In generale, come ti accennavo, l’Hair Metal anni ’80 è stata la mia prima grande influenza e la prima passione. Tuttavia, quel genere non mi ha mai portato da nessuna parte a livello espressivo, qui in Italia. Quindi ho deciso di fare qualcosa di più nelle mie corde e soprattutto in italiano, virando verso il rock dei primi anni ’90. In questo senso, Ligabue è un’icona fondamentale, perché rappresenta un rock schietto, con testi forti, che ha definito il genere e l’atmosfera dei miei anni giovanili.

Quali sono i contenuti che vuoi trasmettere attraverso la tua arte?

Semplicemente: i ricordi e le emozioni. Non ho l’ambizione di cambiare il mondo, ma mi basta lasciare un segno. Se riesco a toccare una corda in chi ascolta, a risvegliare una memoria, un’emozione vera, ho raggiunto il mio obiettivo. Voglio che la mia arte sia un progetto umile, ma autentico e sentito.

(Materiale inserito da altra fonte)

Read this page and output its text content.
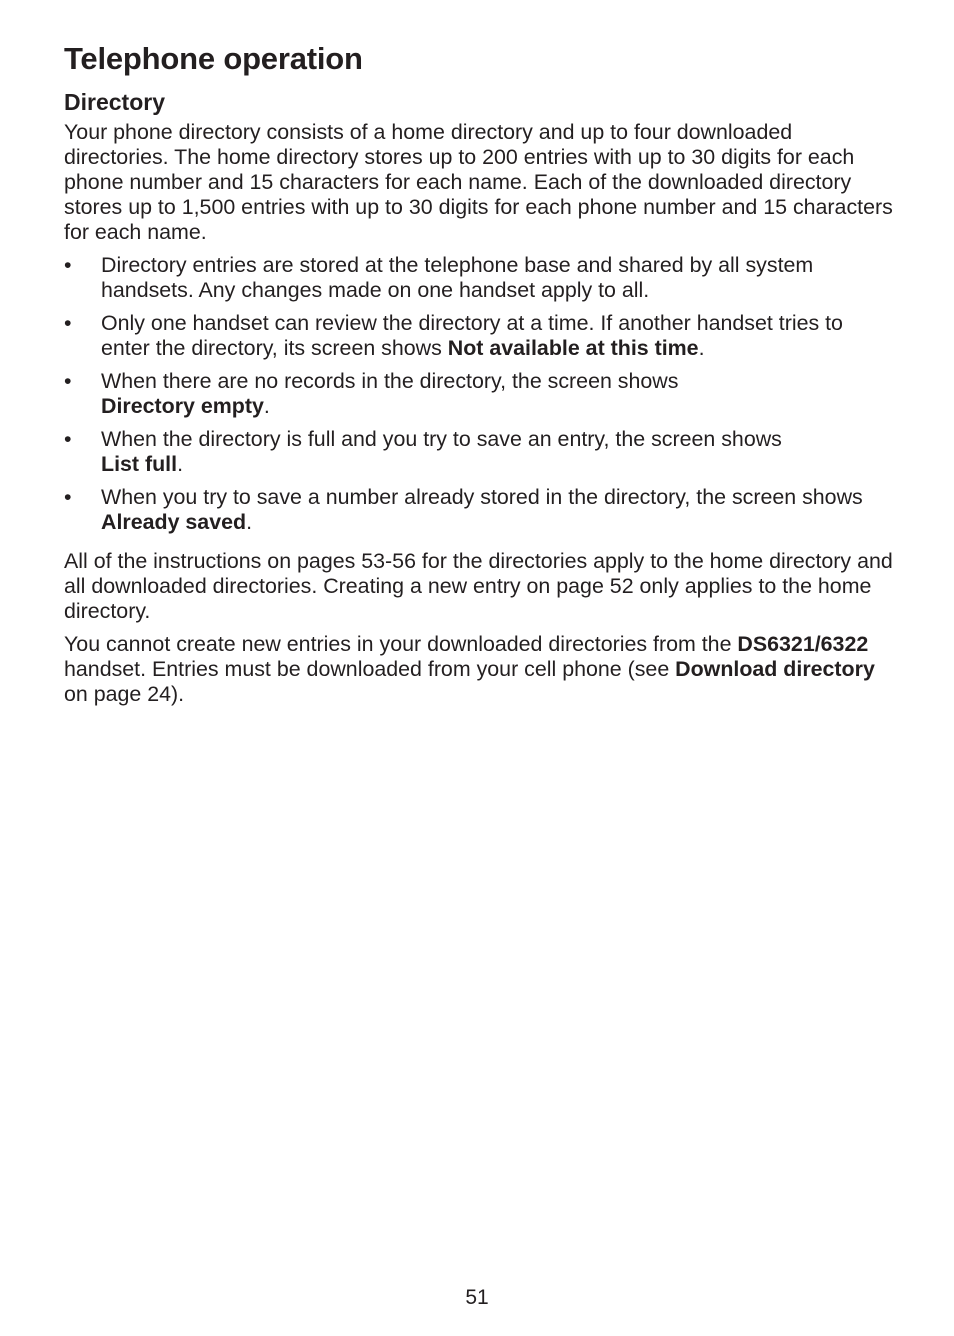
Telephone operation
Directory

Your phone directory consists of a home directory and up to four downloaded directories. The home directory stores up to 200 entries with up to 30 digits for each phone number and 15 characters for each name. Each of the downloaded directory stores up to 1,500 entries with up to 30 digits for each phone number and 15 characters for each name.

•	Directory entries are stored at the telephone base and shared by all system handsets. Any changes made on one handset apply to all.
•	Only one handset can review the directory at a time. If another handset tries to enter the directory, its screen shows Not available at this time.
•	When there are no records in the directory, the screen shows
Directory empty.
•	When the directory is full and you try to save an entry, the screen shows
List full.
•	When you try to save a number already stored in the directory, the screen shows Already saved.

All of the instructions on pages 53-56 for the directories apply to the home directory and all downloaded directories. Creating a new entry on page 52 only applies to the home directory.

You cannot create new entries in your downloaded directories from the DS6321/6322 handset. Entries must be downloaded from your cell phone (see Download directory on page 24).

51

Parliamo delle tue pregiate esperienze di pubblicazioni, live, concerti o concorsi?

Ho iniziato a esibirmi davanti al pubblico molto giovane, nel 1995. Fino al 2000 ho calcato diversi palchi nelle province del Piemonte e della Lombardia. Ho avuto anche esperienze a livello nazionale: nel lontano 2001 sono stato selezionato al Festival di Napoli, anche se non ho poi superato le finali. Ricordo anche un bel live in Francia nel 2002 e alcuni show che ho tenuto tra il 2003 e il 2006. Dopo quel periodo, francamente, ho dato priorità al mio lavoro su cui dovevo puntare tutte le mie forze e la musica l’ho lasciata in disparte per sparuti singoli e collaborazioni.

Cosa ne pensi della scena musicale italiana? E cosa cambieresti/miglioreresti?

Penso che ormai il rap e il trap siano generi imbattibili per l’attuale pubblico, con tutti i loro pro e i loro contro. Non voglio giudicare il modo o i contenuti con cui alcuni artisti si esprimono, ma credo che ci sia stato un decadimento generale, soprattutto per quanto riguarda la cura dei testi e la creazione delle armonie musicali dei pezzi. Mi piacerebbe che tornasse una maggiore attenzione alla qualità della scrittura, sia lirica che musicale, e non solo all’impatto mediatico.

Oltre al lavoro in promozione quale altro brano ci consigli di ascoltare?

Sicuramente consiglio di ascoltare “Non era previsto”. Quel brano racconta proprio la nascita di questo progetto e il mio ritorno alla musica. È un altro tassello fondamentale per capire la genesi di questa nuova fase artistica.

Quali sono i tuoi sogni nel cassetto?

I sogni nel cassetto li ho finiti da un pezzo o, meglio, li ho ridimensionati alla realtà. Mi basta lasciare un segno, un’eredità musicale onesta. Però, se proprio devo pensare in grande, un desiderio un po’ folle ce l’ho: se Ligabue dovesse chiamarmi per aprire un suo concerto… be’, cazzo, quello sarebbe un sogno incredibile! In quel caso, anche se attualmente non ho una band pronta, vedrei di andarci al meglio e di trovare il modo di salire su quel palco!